Brubeck is in his eighties now and still performing, and his appearance at the 2007 festival wowed the crowds just as much as the one he made with the original quartet at the 1958 festival. In fact, you could probably make a good case for Brubeck being the heart and soul of the whole thing, because not only has he made numerous appearances through the years, but he was in at the beginning — before it even existed.
Brubeck and his legendary quartet – which included alto saxophonist Paul Desmond, drummer Joe Morello, and bassist Eugene Wright – was the group chosen by the festival’s founder, Jimmy Lyons, to perform for local bigwigs and educate them about jazz. It worked out pretty well for everybody.
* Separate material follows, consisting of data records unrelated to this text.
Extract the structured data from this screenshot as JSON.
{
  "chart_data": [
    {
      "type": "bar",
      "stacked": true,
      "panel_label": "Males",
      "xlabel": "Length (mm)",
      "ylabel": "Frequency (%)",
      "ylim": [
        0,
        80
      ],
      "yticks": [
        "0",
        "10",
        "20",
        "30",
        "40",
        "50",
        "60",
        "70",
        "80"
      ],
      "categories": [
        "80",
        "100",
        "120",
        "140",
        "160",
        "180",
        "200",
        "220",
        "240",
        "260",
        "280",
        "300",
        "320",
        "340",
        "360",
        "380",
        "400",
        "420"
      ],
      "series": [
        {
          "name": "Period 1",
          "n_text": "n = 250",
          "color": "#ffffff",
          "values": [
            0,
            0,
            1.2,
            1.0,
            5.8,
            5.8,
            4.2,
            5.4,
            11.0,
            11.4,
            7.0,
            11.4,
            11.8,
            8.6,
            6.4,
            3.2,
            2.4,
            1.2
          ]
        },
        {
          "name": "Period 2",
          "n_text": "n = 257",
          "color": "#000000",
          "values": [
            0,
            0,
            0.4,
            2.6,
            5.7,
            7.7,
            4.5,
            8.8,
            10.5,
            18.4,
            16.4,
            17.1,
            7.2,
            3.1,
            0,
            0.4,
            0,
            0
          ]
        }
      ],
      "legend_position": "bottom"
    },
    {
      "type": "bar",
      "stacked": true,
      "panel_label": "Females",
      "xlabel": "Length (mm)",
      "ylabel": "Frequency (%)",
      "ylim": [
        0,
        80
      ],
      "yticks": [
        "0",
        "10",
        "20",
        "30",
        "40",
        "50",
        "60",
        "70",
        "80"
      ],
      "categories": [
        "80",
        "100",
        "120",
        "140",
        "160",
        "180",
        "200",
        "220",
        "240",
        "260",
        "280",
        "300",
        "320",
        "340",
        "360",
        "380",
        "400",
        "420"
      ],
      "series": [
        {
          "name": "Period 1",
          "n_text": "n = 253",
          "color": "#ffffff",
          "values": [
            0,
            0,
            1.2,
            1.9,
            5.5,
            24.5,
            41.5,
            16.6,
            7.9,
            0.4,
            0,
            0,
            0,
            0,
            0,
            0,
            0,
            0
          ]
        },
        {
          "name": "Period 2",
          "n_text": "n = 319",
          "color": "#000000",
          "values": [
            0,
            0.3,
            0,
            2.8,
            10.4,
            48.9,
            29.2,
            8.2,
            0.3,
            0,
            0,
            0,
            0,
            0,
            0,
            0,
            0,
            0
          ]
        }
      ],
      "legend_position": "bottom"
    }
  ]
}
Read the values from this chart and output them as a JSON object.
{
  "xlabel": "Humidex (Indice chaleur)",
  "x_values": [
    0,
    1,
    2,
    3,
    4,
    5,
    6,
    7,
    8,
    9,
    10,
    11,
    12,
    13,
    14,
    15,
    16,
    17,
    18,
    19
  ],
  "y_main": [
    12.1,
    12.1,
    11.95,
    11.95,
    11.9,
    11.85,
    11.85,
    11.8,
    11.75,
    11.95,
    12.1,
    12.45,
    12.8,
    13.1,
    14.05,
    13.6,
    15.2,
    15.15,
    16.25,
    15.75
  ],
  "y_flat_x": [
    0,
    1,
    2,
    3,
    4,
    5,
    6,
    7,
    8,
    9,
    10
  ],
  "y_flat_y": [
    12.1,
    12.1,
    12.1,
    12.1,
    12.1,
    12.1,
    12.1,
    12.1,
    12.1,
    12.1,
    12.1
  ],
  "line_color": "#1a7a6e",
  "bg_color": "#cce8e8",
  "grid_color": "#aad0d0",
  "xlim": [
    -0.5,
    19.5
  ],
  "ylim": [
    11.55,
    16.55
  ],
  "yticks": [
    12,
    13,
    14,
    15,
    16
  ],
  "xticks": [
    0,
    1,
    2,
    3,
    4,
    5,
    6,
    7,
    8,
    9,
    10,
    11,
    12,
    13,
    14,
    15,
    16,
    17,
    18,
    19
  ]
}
That edition of the Brubeck quartet is heard here on the first three tracks, which includes some familiar pieces. Among them is a 1962 performance of “Someday My Prince Will Come,” the quartet’s innovative jazz interpretation of the theme from Snow White, and from 1966, “Take Five,” a song that had a few years earlier become a mainstream hit and brought millions of new fans to jazz. It’s fascinating to hear and compare the improvisational play here with the familiar original.
In subsequent years, Brubeck appeared at the festival with later groups he’d formed. One of those included Gerry Mulligan on baritone sax, along with Jack Six on bass and Alan Dawson on drums, and included here are a couple of pieces from that group’s 1971 appearance. I especially liked Mulligan’s composition, “
Jumping Bean,” which features Latin accents and outstanding solos.
Later Brubeck appearances at the festival included one in 1985, when his son Chris joined in with some skillful play on the bass, and a poignant one in 1998 when Brubeck performed “Goodbye, Old Friend,” a song he’d written as a tribute to Mulligan, who had died in 1996. Just one of the many special moments on this album — highly recommended.